Ökologische Bedeutung von Streuobstwiesen
Streuobstwiesen leisten einen wichtigen Beitrag zum Erhalt der Biodiversität. Als Biotope bieten sie zahlreichen Insekten-, Reptilien- und Vogelarten Lebensraum und Nahrung. Bedrohte und seltene Tierarten, wie die Wildbiene oder die Zauneidechse, finden hier Schutz. Auch seltene Obstsorten, die im Plantagenanbau keine Beachtung finden, bleiben dank der Streuobstwiesen für die Nachwelt erhalten.

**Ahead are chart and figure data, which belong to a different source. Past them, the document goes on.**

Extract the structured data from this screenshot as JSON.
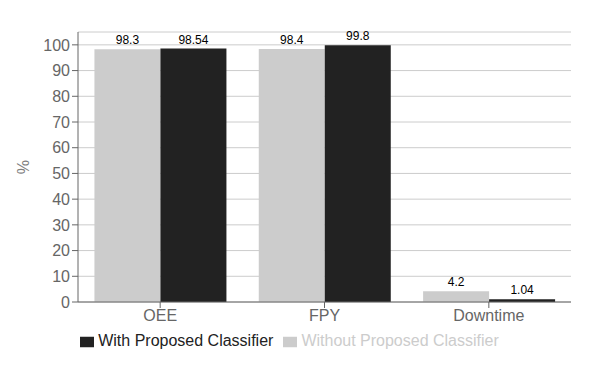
{
  "chart_data": {
    "type": "bar",
    "ylabel": "%",
    "categories": [
      "OEE",
      "FPY",
      "Downtime"
    ],
    "series": [
      {
        "name": "Without Proposed Classifier",
        "color": "#cccccc",
        "values": [
          98.3,
          98.4,
          4.2
        ]
      },
      {
        "name": "With Proposed Classifier",
        "color": "#222222",
        "values": [
          98.54,
          99.8,
          1.04
        ]
      }
    ],
    "ylim": [
      0,
      105
    ],
    "yticks": [
      0,
      10,
      20,
      30,
      40,
      50,
      60,
      70,
      80,
      90,
      100
    ],
    "grid": true,
    "legend": "bottom",
    "data_labels": true
  }
}
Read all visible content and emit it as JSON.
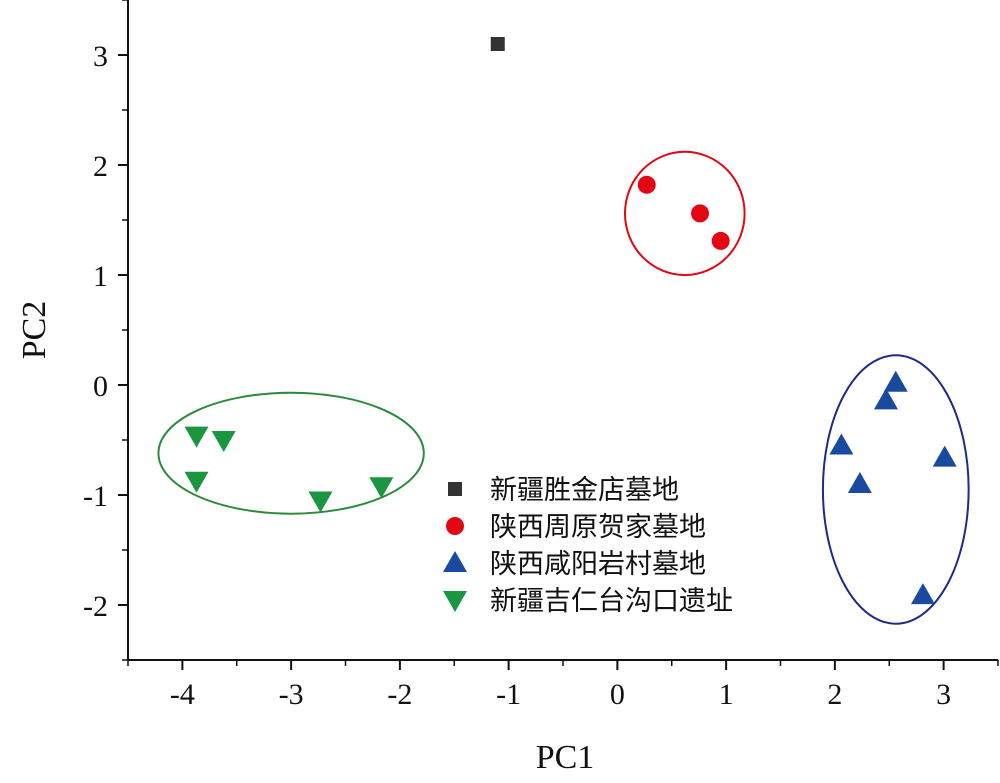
{
  "chart_data": {
    "type": "scatter",
    "xlabel": "PC1",
    "ylabel": "PC2",
    "xlim": [
      -4.5,
      3.5
    ],
    "ylim": [
      -2.5,
      3.5
    ],
    "x_ticks": [
      -4,
      -3,
      -2,
      -1,
      0,
      1,
      2,
      3
    ],
    "y_ticks": [
      -2,
      -1,
      0,
      1,
      2,
      3
    ],
    "x_tick_labels": [
      "-4",
      "-3",
      "-2",
      "-1",
      "0",
      "1",
      "2",
      "3"
    ],
    "y_tick_labels": [
      "-2",
      "-1",
      "0",
      "1",
      "2",
      "3"
    ],
    "grid": false,
    "legend_position": "bottom-center",
    "series": [
      {
        "name": "新疆胜金店墓地",
        "marker": "square",
        "color": "#333333",
        "points": [
          [
            -1.1,
            3.1
          ]
        ]
      },
      {
        "name": "陕西周原贺家墓地",
        "marker": "circle",
        "color": "#e30613",
        "points": [
          [
            0.27,
            1.82
          ],
          [
            0.76,
            1.56
          ],
          [
            0.95,
            1.31
          ]
        ],
        "ellipse": {
          "cx": 0.62,
          "cy": 1.56,
          "rx": 0.55,
          "ry": 0.56
        }
      },
      {
        "name": "陕西咸阳岩村墓地",
        "marker": "triangle-up",
        "color": "#1a4aa0",
        "points": [
          [
            2.56,
            0.02
          ],
          [
            2.47,
            -0.14
          ],
          [
            2.06,
            -0.55
          ],
          [
            3.01,
            -0.66
          ],
          [
            2.23,
            -0.9
          ],
          [
            2.81,
            -1.91
          ]
        ],
        "ellipse": {
          "cx": 2.56,
          "cy": -0.95,
          "rx": 0.67,
          "ry": 1.22
        },
        "ellipse_color": "#1c2a8a"
      },
      {
        "name": "新疆吉仁台沟口遗址",
        "marker": "triangle-down",
        "color": "#1a9641",
        "points": [
          [
            -3.87,
            -0.46
          ],
          [
            -3.62,
            -0.5
          ],
          [
            -3.87,
            -0.87
          ],
          [
            -2.73,
            -1.05
          ],
          [
            -2.17,
            -0.92
          ]
        ],
        "ellipse": {
          "cx": -3.0,
          "cy": -0.62,
          "rx": 1.22,
          "ry": 0.55
        },
        "ellipse_color": "#2a8a3a"
      }
    ]
  }
}
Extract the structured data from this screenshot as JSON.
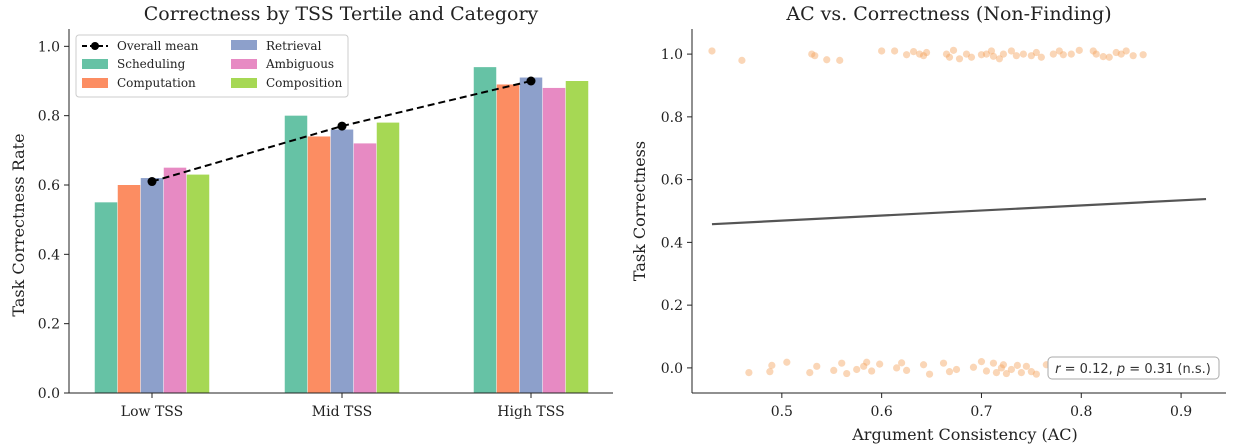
{
  "chart_data": [
    {
      "type": "bar",
      "title": "Correctness by TSS Tertile and Category",
      "xlabel": "",
      "ylabel": "Task Correctness Rate",
      "ylim": [
        0,
        1.05
      ],
      "yticks": [
        "0.0",
        "0.2",
        "0.4",
        "0.6",
        "0.8",
        "1.0"
      ],
      "categories": [
        "Low TSS",
        "Mid TSS",
        "High TSS"
      ],
      "series": [
        {
          "name": "Scheduling",
          "color": "#66c2a5",
          "values": [
            0.55,
            0.8,
            0.94
          ]
        },
        {
          "name": "Computation",
          "color": "#fc8d62",
          "values": [
            0.6,
            0.74,
            0.89
          ]
        },
        {
          "name": "Retrieval",
          "color": "#8da0cb",
          "values": [
            0.62,
            0.76,
            0.91
          ]
        },
        {
          "name": "Ambiguous",
          "color": "#e78ac3",
          "values": [
            0.65,
            0.72,
            0.88
          ]
        },
        {
          "name": "Composition",
          "color": "#a6d854",
          "values": [
            0.63,
            0.78,
            0.9
          ]
        }
      ],
      "overlay_line": {
        "name": "Overall mean",
        "color": "#000000",
        "style": "dashed",
        "values": [
          0.61,
          0.77,
          0.9
        ]
      },
      "legend_placement": "top-left",
      "legend_columns": 2
    },
    {
      "type": "scatter",
      "title": "AC vs. Correctness (Non-Finding)",
      "xlabel": "Argument Consistency (AC)",
      "ylabel": "Task Correctness",
      "xlim": [
        0.41,
        0.945
      ],
      "ylim": [
        -0.08,
        1.08
      ],
      "xticks": [
        "0.5",
        "0.6",
        "0.7",
        "0.8",
        "0.9"
      ],
      "yticks": [
        "0.0",
        "0.2",
        "0.4",
        "0.6",
        "0.8",
        "1.0"
      ],
      "point_color": "#f4a460",
      "line_color": "#555555",
      "points_top": [
        [
          0.43,
          1.01
        ],
        [
          0.46,
          0.98
        ],
        [
          0.53,
          1.0
        ],
        [
          0.533,
          0.995
        ],
        [
          0.545,
          0.982
        ],
        [
          0.558,
          0.98
        ],
        [
          0.6,
          1.01
        ],
        [
          0.613,
          1.01
        ],
        [
          0.625,
          0.998
        ],
        [
          0.632,
          1.008
        ],
        [
          0.638,
          1.0
        ],
        [
          0.642,
          0.995
        ],
        [
          0.645,
          1.005
        ],
        [
          0.665,
          1.0
        ],
        [
          0.668,
          0.99
        ],
        [
          0.672,
          1.012
        ],
        [
          0.678,
          0.985
        ],
        [
          0.685,
          1.0
        ],
        [
          0.69,
          0.99
        ],
        [
          0.7,
          0.998
        ],
        [
          0.705,
          1.0
        ],
        [
          0.71,
          1.01
        ],
        [
          0.712,
          0.993
        ],
        [
          0.718,
          0.985
        ],
        [
          0.722,
          1.0
        ],
        [
          0.73,
          1.01
        ],
        [
          0.735,
          0.995
        ],
        [
          0.742,
          1.0
        ],
        [
          0.75,
          0.995
        ],
        [
          0.755,
          1.005
        ],
        [
          0.76,
          0.99
        ],
        [
          0.772,
          1.0
        ],
        [
          0.778,
          1.01
        ],
        [
          0.782,
          0.998
        ],
        [
          0.79,
          1.0
        ],
        [
          0.798,
          1.012
        ],
        [
          0.812,
          1.01
        ],
        [
          0.815,
          1.0
        ],
        [
          0.822,
          0.992
        ],
        [
          0.828,
          0.99
        ],
        [
          0.835,
          1.005
        ],
        [
          0.84,
          1.0
        ],
        [
          0.845,
          1.01
        ],
        [
          0.852,
          0.995
        ],
        [
          0.862,
          0.998
        ]
      ],
      "points_bottom": [
        [
          0.467,
          -0.015
        ],
        [
          0.488,
          -0.012
        ],
        [
          0.49,
          0.008
        ],
        [
          0.505,
          0.018
        ],
        [
          0.528,
          -0.015
        ],
        [
          0.535,
          0.005
        ],
        [
          0.552,
          -0.008
        ],
        [
          0.56,
          0.015
        ],
        [
          0.565,
          -0.018
        ],
        [
          0.575,
          -0.005
        ],
        [
          0.582,
          0.005
        ],
        [
          0.585,
          0.018
        ],
        [
          0.59,
          -0.01
        ],
        [
          0.598,
          0.012
        ],
        [
          0.615,
          0.0
        ],
        [
          0.62,
          0.016
        ],
        [
          0.625,
          -0.008
        ],
        [
          0.642,
          0.01
        ],
        [
          0.648,
          -0.02
        ],
        [
          0.662,
          0.015
        ],
        [
          0.668,
          -0.012
        ],
        [
          0.675,
          -0.005
        ],
        [
          0.692,
          0.002
        ],
        [
          0.7,
          0.02
        ],
        [
          0.705,
          -0.01
        ],
        [
          0.712,
          0.015
        ],
        [
          0.715,
          -0.015
        ],
        [
          0.72,
          0.0
        ],
        [
          0.722,
          0.01
        ],
        [
          0.725,
          -0.018
        ],
        [
          0.73,
          -0.005
        ],
        [
          0.736,
          0.008
        ],
        [
          0.74,
          -0.015
        ],
        [
          0.745,
          0.005
        ],
        [
          0.75,
          -0.012
        ],
        [
          0.755,
          -0.02
        ],
        [
          0.765,
          0.01
        ],
        [
          0.772,
          -0.005
        ]
      ],
      "trend_line": [
        [
          0.43,
          0.458
        ],
        [
          0.925,
          0.538
        ]
      ],
      "annotation": {
        "r": "0.12",
        "p": "0.31",
        "note": "(n.s.)"
      }
    }
  ]
}
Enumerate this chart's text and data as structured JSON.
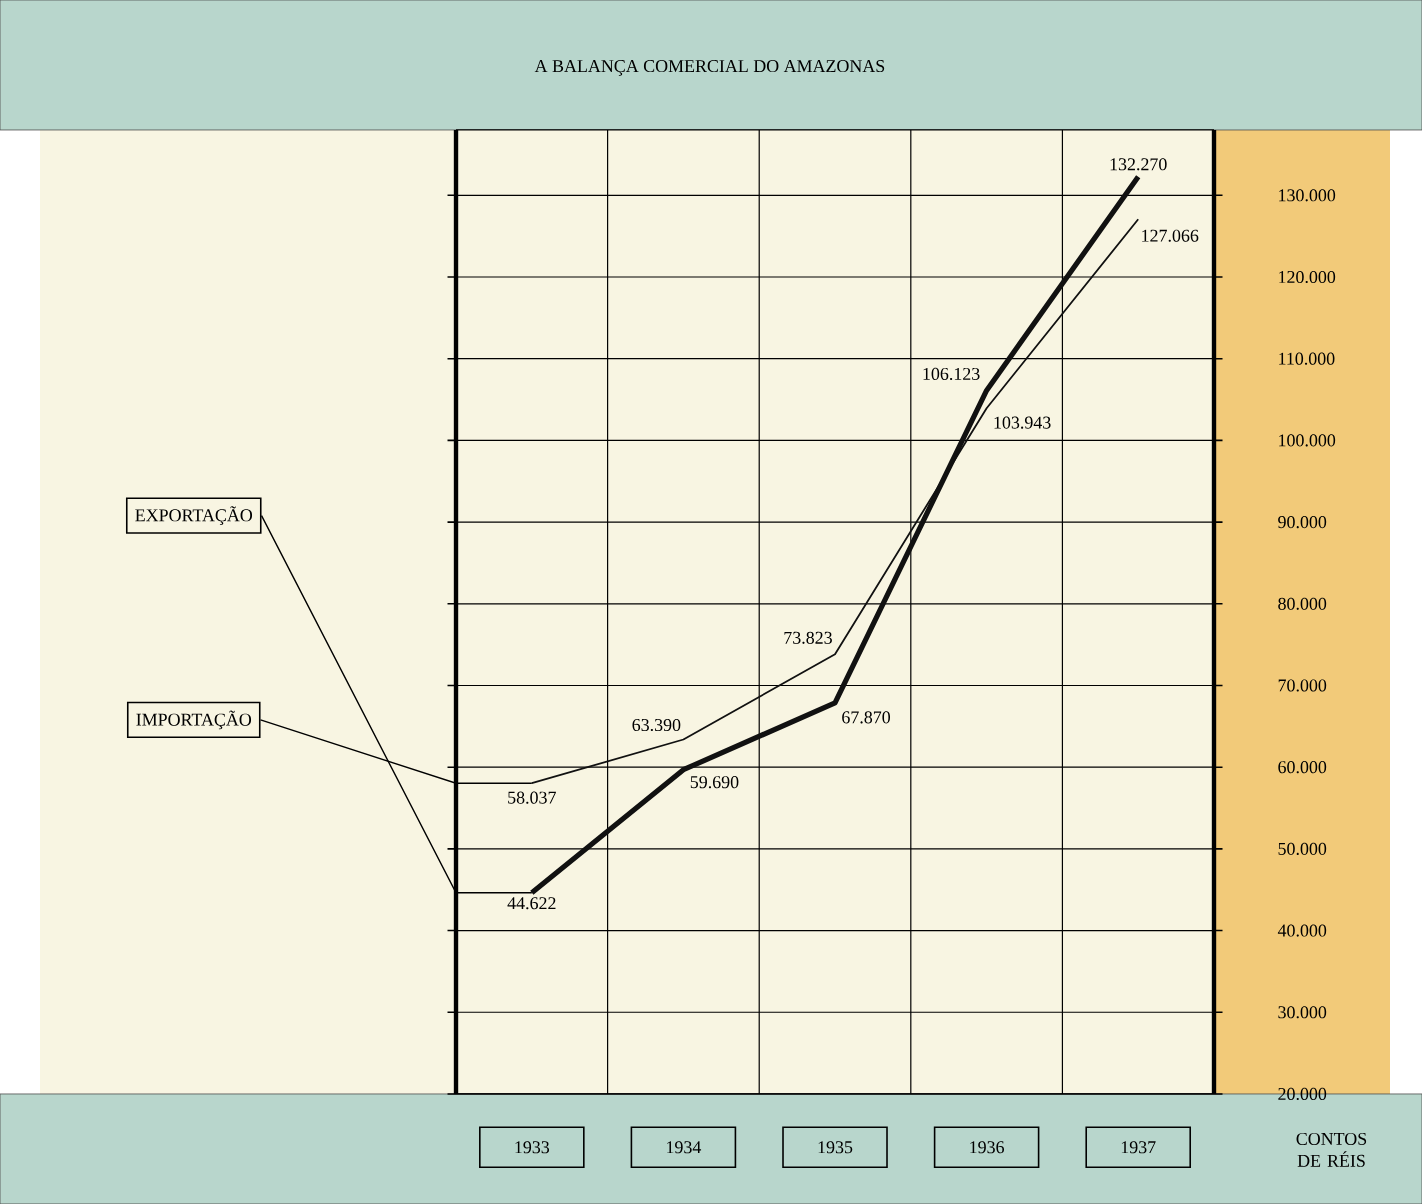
{
  "chart_data": {
    "type": "line",
    "title": "A BALANÇA COMERCIAL DO AMAZONAS",
    "ylabel": "CONTOS DE RÉIS",
    "categories": [
      "1933",
      "1934",
      "1935",
      "1936",
      "1937"
    ],
    "series": [
      {
        "name": "EXPORTAÇÃO",
        "color": "#111111",
        "values": [
          44622,
          59690,
          67870,
          106123,
          132270
        ],
        "value_labels": [
          "44.622",
          "59.690",
          "67.870",
          "106.123",
          "132.270"
        ]
      },
      {
        "name": "IMPORTAÇÃO",
        "color": "#111111",
        "values": [
          58037,
          63390,
          73823,
          103943,
          127066
        ],
        "value_labels": [
          "58.037",
          "63.390",
          "73.823",
          "103.943",
          "127.066"
        ]
      }
    ],
    "ylim": [
      20000,
      138000
    ],
    "yticks": [
      {
        "value": 20000,
        "label": "20.000"
      },
      {
        "value": 30000,
        "label": "30.000"
      },
      {
        "value": 40000,
        "label": "40.000"
      },
      {
        "value": 50000,
        "label": "50.000"
      },
      {
        "value": 60000,
        "label": "60.000"
      },
      {
        "value": 70000,
        "label": "70.000"
      },
      {
        "value": 80000,
        "label": "80.000"
      },
      {
        "value": 90000,
        "label": "90.000"
      },
      {
        "value": 100000,
        "label": "100.000"
      },
      {
        "value": 110000,
        "label": "110.000"
      },
      {
        "value": 120000,
        "label": "120.000"
      },
      {
        "value": 130000,
        "label": "130.000"
      }
    ],
    "grid": true,
    "marker": "none",
    "line_style": "solid"
  }
}
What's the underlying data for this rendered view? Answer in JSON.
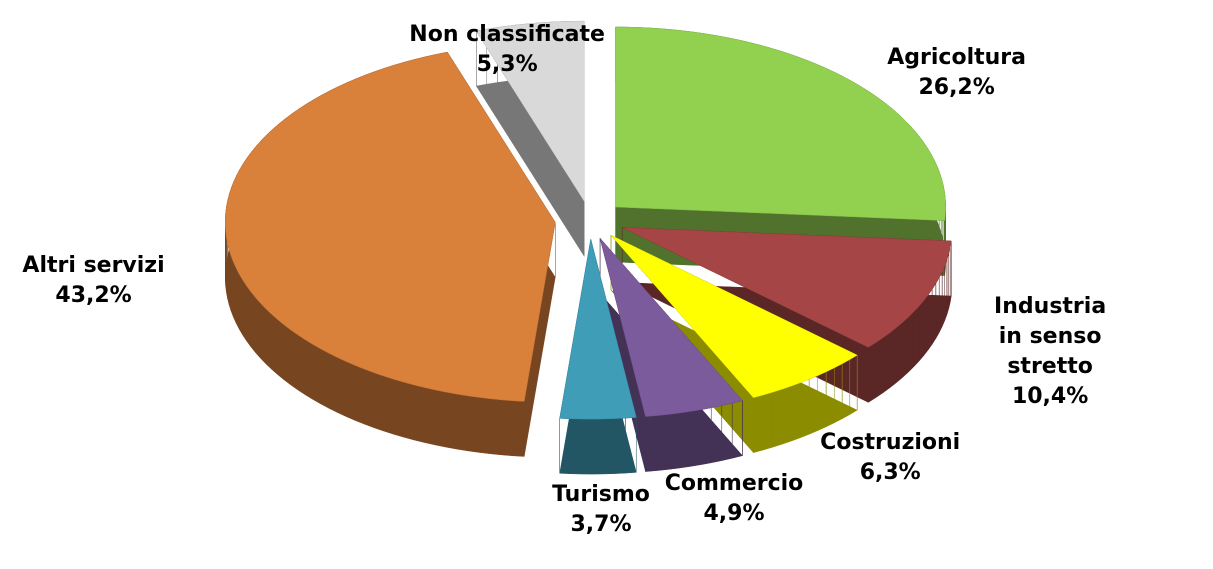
{
  "chart_data": {
    "type": "pie",
    "categories": [
      "Agricoltura",
      "Industria\nin senso stretto",
      "Costruzioni",
      "Commercio",
      "Turismo",
      "Altri servizi",
      "Non classificate"
    ],
    "values": [
      26.2,
      10.4,
      6.3,
      4.9,
      3.7,
      43.2,
      5.3
    ],
    "value_labels": [
      "26,2%",
      "10,4%",
      "6,3%",
      "4,9%",
      "3,7%",
      "43,2%",
      "5,3%"
    ],
    "colors": [
      "#92d050",
      "#a64545",
      "#ffff00",
      "#7b5b9c",
      "#3f9db8",
      "#d9803b",
      "#d9d9d9"
    ]
  }
}
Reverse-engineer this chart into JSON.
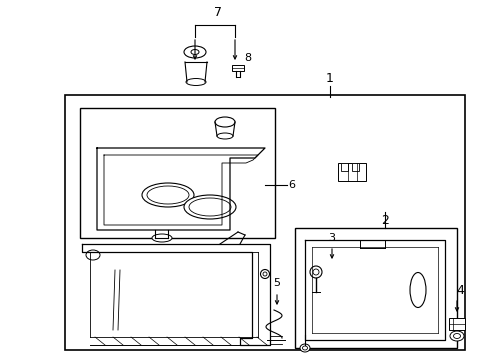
{
  "bg_color": "#ffffff",
  "fig_width": 4.89,
  "fig_height": 3.6,
  "dpi": 100
}
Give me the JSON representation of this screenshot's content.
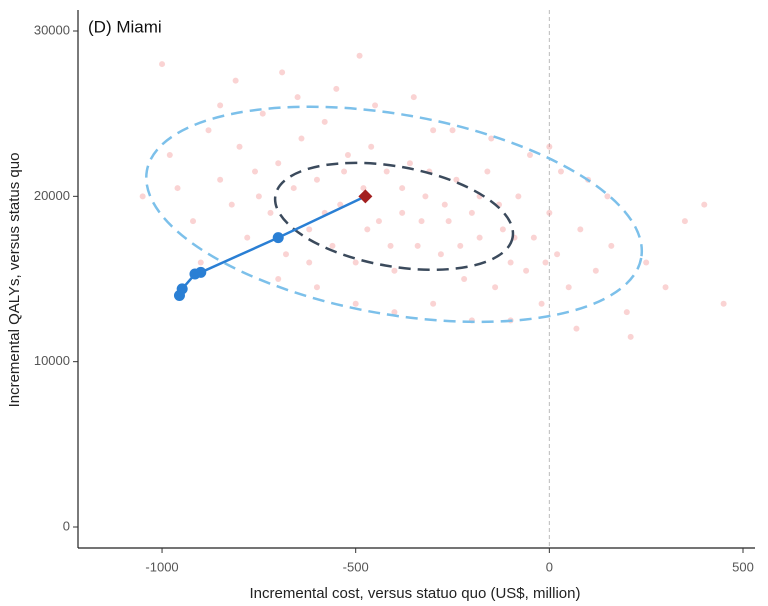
{
  "chart_data": {
    "type": "scatter",
    "title": "(D) Miami",
    "x_label": "Incremental cost, versus statuo quo (US$, million)",
    "y_label": "Incremental QALYs, versus status quo",
    "xlim": [
      -1217,
      531
    ],
    "ylim": [
      -1270,
      31270
    ],
    "xticks": [
      -1000,
      -500,
      0,
      500
    ],
    "yticks": [
      0,
      10000,
      20000,
      30000
    ],
    "vline": 0,
    "cloud": {
      "color": "#f08080",
      "x": [
        -1050,
        -980,
        -920,
        -880,
        -850,
        -820,
        -800,
        -780,
        -760,
        -740,
        -720,
        -700,
        -680,
        -660,
        -640,
        -620,
        -600,
        -580,
        -560,
        -540,
        -520,
        -500,
        -480,
        -460,
        -440,
        -420,
        -400,
        -380,
        -360,
        -340,
        -320,
        -300,
        -280,
        -260,
        -240,
        -220,
        -200,
        -180,
        -160,
        -140,
        -120,
        -100,
        -80,
        -60,
        -40,
        -20,
        0,
        20,
        50,
        80,
        120,
        160,
        200,
        250,
        300,
        350,
        -900,
        -850,
        -700,
        -650,
        -600,
        -550,
        -500,
        -450,
        -400,
        -350,
        -300,
        -250,
        -200,
        -150,
        -100,
        -50,
        0,
        100,
        -750,
        -620,
        -530,
        -470,
        -380,
        -330,
        -270,
        -180,
        -90,
        30,
        150,
        -1000,
        -960,
        -810,
        -690,
        -580,
        -490,
        -410,
        -310,
        -230,
        -130,
        -10,
        70,
        210,
        400,
        450
      ],
      "y": [
        20000,
        22500,
        18500,
        24000,
        21000,
        19500,
        23000,
        17500,
        21500,
        25000,
        19000,
        22000,
        16500,
        20500,
        23500,
        18000,
        21000,
        24500,
        17000,
        19500,
        22500,
        16000,
        20500,
        23000,
        18500,
        21500,
        15500,
        19000,
        22000,
        17000,
        20000,
        24000,
        16500,
        18500,
        21000,
        15000,
        19000,
        17500,
        21500,
        14500,
        18000,
        16000,
        20000,
        15500,
        17500,
        13500,
        19000,
        16500,
        14500,
        18000,
        15500,
        17000,
        13000,
        16000,
        14500,
        18500,
        16000,
        25500,
        15000,
        26000,
        14500,
        26500,
        13500,
        25500,
        13000,
        26000,
        13500,
        24000,
        12500,
        23500,
        12500,
        22500,
        23000,
        21000,
        20000,
        16000,
        21500,
        18000,
        20500,
        18500,
        19500,
        20000,
        17500,
        21500,
        20000,
        28000,
        20500,
        27000,
        27500,
        19000,
        28500,
        17000,
        21500,
        17000,
        19500,
        16000,
        12000,
        11500,
        19500,
        13500
      ]
    },
    "ellipses": [
      {
        "color": "#7cc0ea",
        "cx": -401,
        "cy": 18910,
        "rx": 648,
        "ry": 6040,
        "angle": 10
      },
      {
        "color": "#3b4a5c",
        "cx": -401,
        "cy": 18790,
        "rx": 311,
        "ry": 3020,
        "angle": 10
      }
    ],
    "path": {
      "color": "#2a7fd4",
      "x": [
        -955,
        -948,
        -915,
        -900,
        -700,
        -475
      ],
      "y": [
        14000,
        14400,
        15300,
        15400,
        17500,
        20000
      ]
    },
    "point": {
      "color": "#a32020",
      "x": -475,
      "y": 20000
    }
  }
}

Die Wiesen dienen landwirtschaftlichen Betrieben als Weideflächen für Schafe, Ziegen oder Pferde sowie als Heulieferant für Tierfutter. Besucher profitieren zudem von einem Erholungsort in der Natur sowie der köstlichen Vielfalt an heimischem Obst, Nüssen, Kräutern und Früchten.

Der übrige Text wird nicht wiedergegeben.